Father of Otto Warmbier will attend Olympic Opening Ceremony with Pence
Posted February 4, 2018 7:01 p.m. EST
Updated February 4, 2018 9:40 p.m. EST
(CNN) — The father of the late Otto Warmbier, an American student who was jailed in North Korea, will attend the Olympic opening ceremony in Pyeongchang, South Korea.
Fred Warmbier will attend as the guest of Vice President Mike Pence, The Washington Post reported Sunday. His son died last year upon his return to the United States after having suffered extensive brain damage. The Warmbiers also attended the State of the Union as guests of President Donald Trump and first lady Melania Trump.
Warmbier has spoken to CNN about his son's detainment and death, saying Otto was "on his deathbed" when he returned to the United States.
"Otto was systematically tortured and intentionally injured by Kim Jong [Un] ... Kim, and his regime. This was no accident," he told CNN in September.
Otto Warmbier died in Ohio in 2016 shortly after being released from 17 months in a North Korean prison.
Warmbier was taken into custody by North Korean authorities during a five day sightseeing tour of the reclusive state, who accused him of stealing a political poster from a restricted floor on his hotel.
He was sentenced to 15 years of hard labor.
When Otto arrived back in the United States he was in a persistent vegetative state.
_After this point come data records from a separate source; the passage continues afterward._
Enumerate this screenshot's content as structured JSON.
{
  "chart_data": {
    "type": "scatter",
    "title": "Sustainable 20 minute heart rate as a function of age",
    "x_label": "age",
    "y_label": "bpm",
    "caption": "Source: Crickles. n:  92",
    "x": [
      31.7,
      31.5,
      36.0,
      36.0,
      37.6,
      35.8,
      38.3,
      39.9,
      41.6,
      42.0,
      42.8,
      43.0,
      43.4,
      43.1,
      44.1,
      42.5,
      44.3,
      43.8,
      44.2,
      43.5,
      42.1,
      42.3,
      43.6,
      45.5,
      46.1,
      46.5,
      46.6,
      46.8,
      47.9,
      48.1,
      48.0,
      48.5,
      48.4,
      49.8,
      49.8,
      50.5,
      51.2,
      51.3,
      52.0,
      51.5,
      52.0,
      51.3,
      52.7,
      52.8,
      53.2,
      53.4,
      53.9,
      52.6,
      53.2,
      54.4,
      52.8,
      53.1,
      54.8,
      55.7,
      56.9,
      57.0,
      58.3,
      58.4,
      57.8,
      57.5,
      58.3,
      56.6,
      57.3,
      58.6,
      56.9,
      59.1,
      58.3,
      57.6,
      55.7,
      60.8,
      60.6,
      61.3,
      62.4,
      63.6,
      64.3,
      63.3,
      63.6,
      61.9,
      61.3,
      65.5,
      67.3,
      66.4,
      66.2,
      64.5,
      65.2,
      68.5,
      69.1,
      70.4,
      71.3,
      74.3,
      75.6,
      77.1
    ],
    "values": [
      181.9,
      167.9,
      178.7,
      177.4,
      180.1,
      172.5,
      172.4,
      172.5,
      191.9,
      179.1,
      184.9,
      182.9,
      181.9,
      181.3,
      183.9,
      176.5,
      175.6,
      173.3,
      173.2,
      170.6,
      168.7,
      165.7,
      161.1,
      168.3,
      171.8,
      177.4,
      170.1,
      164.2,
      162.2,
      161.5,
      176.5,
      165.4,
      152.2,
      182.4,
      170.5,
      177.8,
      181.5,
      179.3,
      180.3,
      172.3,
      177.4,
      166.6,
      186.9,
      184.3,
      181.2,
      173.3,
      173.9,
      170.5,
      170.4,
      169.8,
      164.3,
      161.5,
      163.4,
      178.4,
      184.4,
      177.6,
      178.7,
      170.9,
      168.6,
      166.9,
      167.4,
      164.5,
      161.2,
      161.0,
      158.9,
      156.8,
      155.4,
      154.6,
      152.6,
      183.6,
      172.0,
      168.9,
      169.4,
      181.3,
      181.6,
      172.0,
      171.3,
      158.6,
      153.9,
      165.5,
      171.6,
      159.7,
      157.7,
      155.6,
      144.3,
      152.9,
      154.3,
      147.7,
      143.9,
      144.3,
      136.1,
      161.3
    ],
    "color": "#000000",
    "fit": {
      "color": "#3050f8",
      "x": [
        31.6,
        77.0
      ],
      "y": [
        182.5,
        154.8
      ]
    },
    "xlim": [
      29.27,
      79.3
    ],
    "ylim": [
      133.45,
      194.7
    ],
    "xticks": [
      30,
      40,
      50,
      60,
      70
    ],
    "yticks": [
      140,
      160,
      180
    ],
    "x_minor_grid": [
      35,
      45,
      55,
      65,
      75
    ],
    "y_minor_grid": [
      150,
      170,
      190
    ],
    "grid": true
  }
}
North Korea claimed he had contracted botulism while in prison.
Pence will deride any notion of normalizing North Korea's relationships with the outside world while he leads the US delegation at the Winter Olympics this week, a Pence aide told Axios on Sunday.
"The Vice President will remind the world that everything the North Koreans do at the Olympics is a charade to cover up the fact that they are the most tyrannical and oppressive regime on the planet," the aide told Axios, adding that "at every opportunity, the VP will point out the reality of the oppression in North Korea by a regime that has enslaved its people. We will not allow North Korea's propaganda to hijack the messaging of the Olympics."